Quem tem vergonha...

Cresci ouvindo a minha mãe dizer: quem tem vergonha, não mete vergonha a ninguém. São várias as situações em que, querendo ou não querendo, me envolvo e lembro desse ensinamento. Algumas delas passam quase despercebidas, em que as pessoas envolvidas são em pequeno número e só alguém mais atento observa. Já outras acontecem em público, e não há como passar em branco o ato descortês.

Desde que o celular se incorporou à vida das pessoas, o seu uso tem protagonizado várias situações delicadas (ou indelicadas). Em eventos públicos é comum os mestres de cerimônia recomendarem que os desliguem ou, pelo menos, os coloquem no modo silencioso. O que não quer dizer que todos atendam à solicitação, ocorrendo vez por outra, um toque num desavisado celular. Trata-se de uma descortesia com os demais presentes? Claro que sim! Isso incomoda, já que desvia a atenção das pessoas, que acabam se desconcentrando. É, portanto, um gesto de má educação. A questão é: o fato da pessoa ter sido deselegante, não desligando o seu aparelho, autoriza o palestrante a ser também descortês com ela, chamando a sua atenção em público? Ou seja, expondo a sua má educação perante todos?
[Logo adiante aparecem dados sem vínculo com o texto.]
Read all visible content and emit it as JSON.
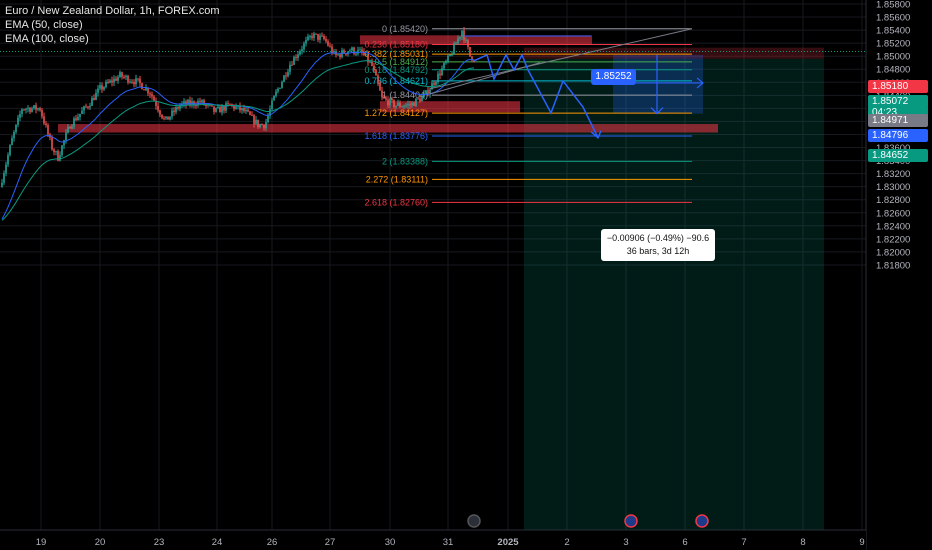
{
  "legend": {
    "symbol": "Euro / New Zealand Dollar, 1h, FOREX.com",
    "ema50": "EMA (50, close)",
    "ema100": "EMA (100, close)"
  },
  "price_axis": {
    "ticks": [
      "1.85800",
      "1.85600",
      "1.85400",
      "1.85200",
      "1.85000",
      "1.84800",
      "1.84600",
      "1.84400",
      "1.84200",
      "1.84000",
      "1.83800",
      "1.83600",
      "1.83400",
      "1.83200",
      "1.83000",
      "1.82800",
      "1.82600",
      "1.82400",
      "1.82200",
      "1.82000",
      "1.81800"
    ],
    "tags": [
      {
        "text": "1.85180",
        "color": "#f23645"
      },
      {
        "text": "1.85072",
        "color": "#089981"
      },
      {
        "text": "04:23",
        "color": "#089981"
      },
      {
        "text": "1.84971",
        "color": "#787b86"
      },
      {
        "text": "1.84796",
        "color": "#2962ff"
      },
      {
        "text": "1.84652",
        "color": "#089981"
      }
    ]
  },
  "time_axis": {
    "labels": [
      "19",
      "20",
      "23",
      "24",
      "26",
      "27",
      "30",
      "31",
      "2025",
      "2",
      "3",
      "6",
      "7",
      "8",
      "9"
    ]
  },
  "fib_levels": [
    {
      "label": "0 (1.85420)",
      "price": 1.8542,
      "color": "#9598a1"
    },
    {
      "label": "0.236 (1.85180)",
      "price": 1.8518,
      "color": "#f23645"
    },
    {
      "label": "0.382 (1.85031)",
      "price": 1.85031,
      "color": "#ff9800"
    },
    {
      "label": "0.5 (1.84912)",
      "price": 1.84912,
      "color": "#4caf50"
    },
    {
      "label": "0.618 (1.84792)",
      "price": 1.84792,
      "color": "#089981"
    },
    {
      "label": "0.786 (1.84621)",
      "price": 1.84621,
      "color": "#00bcd4"
    },
    {
      "label": "1 (1.84404)",
      "price": 1.84404,
      "color": "#9598a1"
    },
    {
      "label": "1.272 (1.84127)",
      "price": 1.84127,
      "color": "#ff9800"
    },
    {
      "label": "1.618 (1.83776)",
      "price": 1.83776,
      "color": "#2962ff"
    },
    {
      "label": "2 (1.83388)",
      "price": 1.83388,
      "color": "#089981"
    },
    {
      "label": "2.272 (1.83111)",
      "price": 1.83111,
      "color": "#ff9800"
    },
    {
      "label": "2.618 (1.82760)",
      "price": 1.8276,
      "color": "#f23645"
    }
  ],
  "price_label": "1.85252",
  "measure": {
    "line1": "−0.00906 (−0.49%) −90.6",
    "line2": "36 bars, 3d 12h"
  },
  "colors": {
    "bull": "#26a69a",
    "bear": "#ef5350",
    "ema50": "#2962ff",
    "ema100": "#089981"
  },
  "icons": [
    "flash-event-icon",
    "calendar-event-icon",
    "calendar-event-icon"
  ]
}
Exemplificando: participava de uma palestra com um desses nomes nacionais, e de repente tocou o celular de uma pessoa. Na verdade não se ouviu o toque, pois o aparelho estava no modo de vibração. Mas ela atendeu e começou a falar. Por estar bem próximo ao expositor, a sua fala começou a incomodá-lo, ao ponto dele se dirigir a ela e dizer, rispidamente: - “A senhora está me atrapalhando, pare com isso”! É claro que ela não estava certa agindo assim, todos reconheciam. Mas o fato de ter sido tratada daquela maneira colocou a platéia do seu lado, tomando as suas dores. E o que estava previsto para ser uma grande palestra acabou perdendo o brilho por um gesto, também mal educado, em resposta a quem não estava agindo com boas maneiras. Custava nada ele, numa tirada de humor, ter resolvido aquela situação? Ou mesmo parado por um instante enquanto ela concluía a sua conversa, e aí perceber a sua desatenção com todos? Formas várias poderiam ser sugeridas, em vez daquela em que um comportamento inadequado se transformou em outro, na mesma direção.

Mas há também a situação em que a pessoa nem se dá conta do que está fazendo. No embarque de um voo observei uma pessoa dirigir-se à comissária de bordo com o seu cartão de embarque na mão pedindo orientação sobre o lugar em que deveria sentar-se. A aeromoça olha, lê, e informa: – “É na 14 B”. A senhora, falando bem baixinho, revela a sua ignorância dizendo: - “Mas eu não sei ler”. Ao que a bonita jovem, “gentilmente”, lhe devolve: - “Nem número a senhora sabe ler?” Com a cabeça baixa ela assente, reconhecendo mais uma vez a sua deficiência, e só então a comissária dispõe-se a levá-la à sua cadeira.

Em ambas as situações foi instantâneo lembrar-me do ensinamento materno: quem tem vergonha, não envergonha os outros. E pouco importa se a descortesia é feita em público, ou mesmo de maneira reservada, que quase ninguém perceba. Não deixa de ser o que apelidamos de falta de educação.